Agreeing with R_was board president B-S-, who said, “The lawsuit was filed because they want to abolish prayer, not to protect the constitution. We’re picked on because we’re so close to Jackson and so easy for them to get to.” The other three board members nodded assent.
County residents attending the Monday night board meeting said they support the decision to fight for voluntary prayer.
“I know that God is God and I know Satan is Satan,” M_K_of Brandon said. “Satan is here, working his evil on these people filing this suit. They should be ashamed of themselves.”
“God is fixing to come back. He’ll show them,” K_said.
“Amen,” R_ said. “I couldn’t have said it better myself.”
“The devil is here,” K_ wife said. “He’s doing everything he can through these *183people trying to get prayer out of our school. Christians must beat the evil out of these people.”
“We have got to band together and whop this evil thing,” K_said. “God says we can.”
“Amen,” R_said. “Hallelujah.”
“The next thing you know the Jews and the atheists won’t let us have a Christmas or Easter holiday,” K_said. “Pretty soon they won’t let us drive our cars to church.”
Jackson Clarion-Ledger, November 7, 1979 (Plaintiffs’ exhibit no. 2). (full names were printed in the newspaper).
. The consent decree provides, in part:
1. No prayer or other entreaty addressed to God shall be read, recited, or in any manner whatsoever given over the public address system in any school of the school district.
2. There shall not be read, or in any manner whatsoever given over the public address system of any school within the school dis*184trict any verses, passages, or contents whatsoever of any version of the Holy Bible.
3. There shall not be read, or otherwise given over the public address system of any school within the school district any poem, song, story, or any other material whatsoever of a religious devotional nature.
. Neither party briefs the prospect that graduation of the Doe children from the Pelahatchie Middle School may moot the case.

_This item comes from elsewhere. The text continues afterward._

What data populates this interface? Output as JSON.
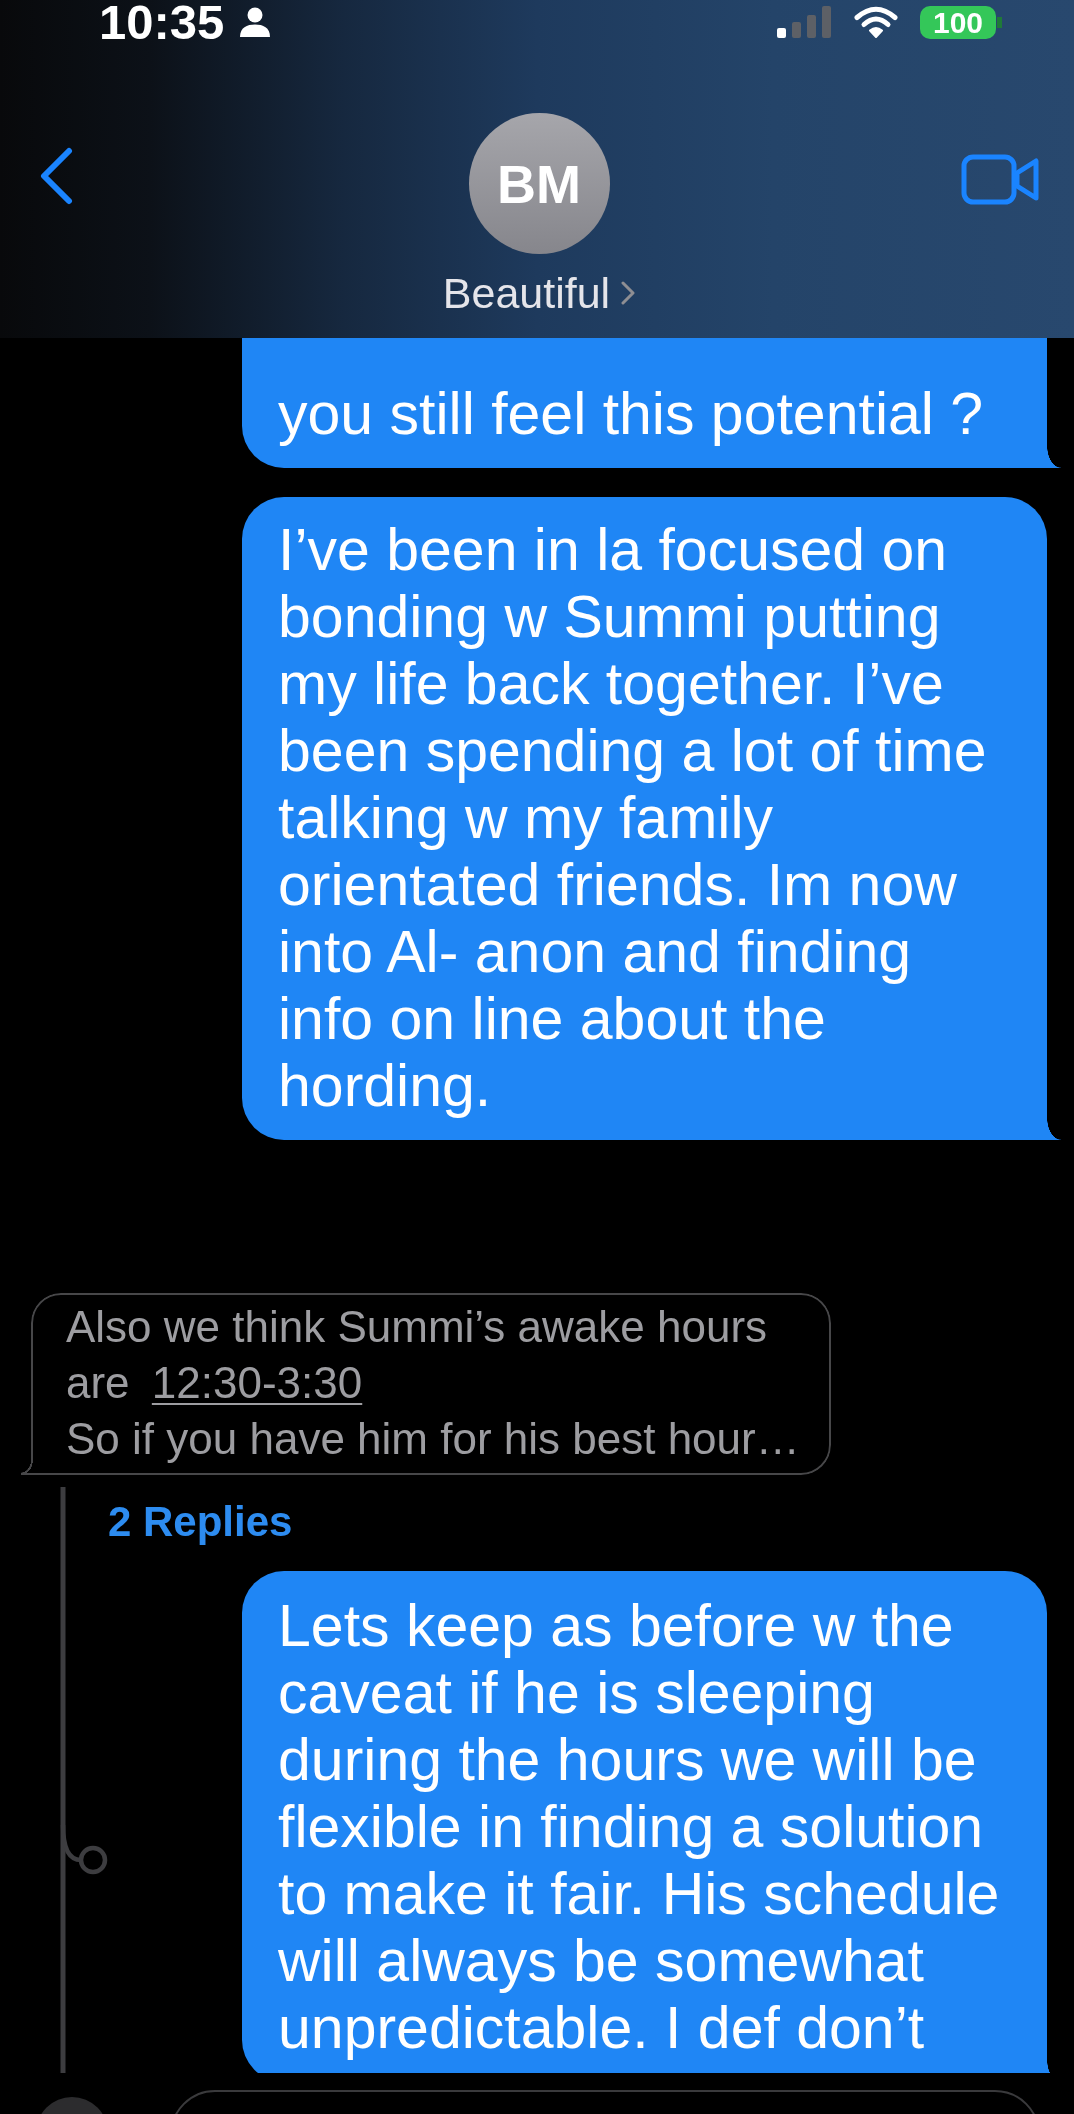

See DeFunis v. Odegaard, 416 U.S. 312, 94 S.Ct. 1704, 40 L.Ed.2d 164 (1974). We proceed on the assumption that this is not a consideration.
. The documentary proof in the record before us presents conflicting accounts of the challenged practices at the Pelahatchie Middle School. In view of this factual conflict and the lack of factual findings by the district court, we cannot say that the district court abused its discretion in refusing to issue a preliminary injunction prohibiting activities beyond the scope of the consent decree. This question is remanded to the consideration of the district court.
. The Richmond Newspapers case addressed the closure of a criminal trial. The opinion by Chief Justice Burger expressly left open the question of the public’s right to attend civil trials, but noted that “historically both civil and criminal trials have been presumptively open.” 100 S.Ct. at 2829 n.17.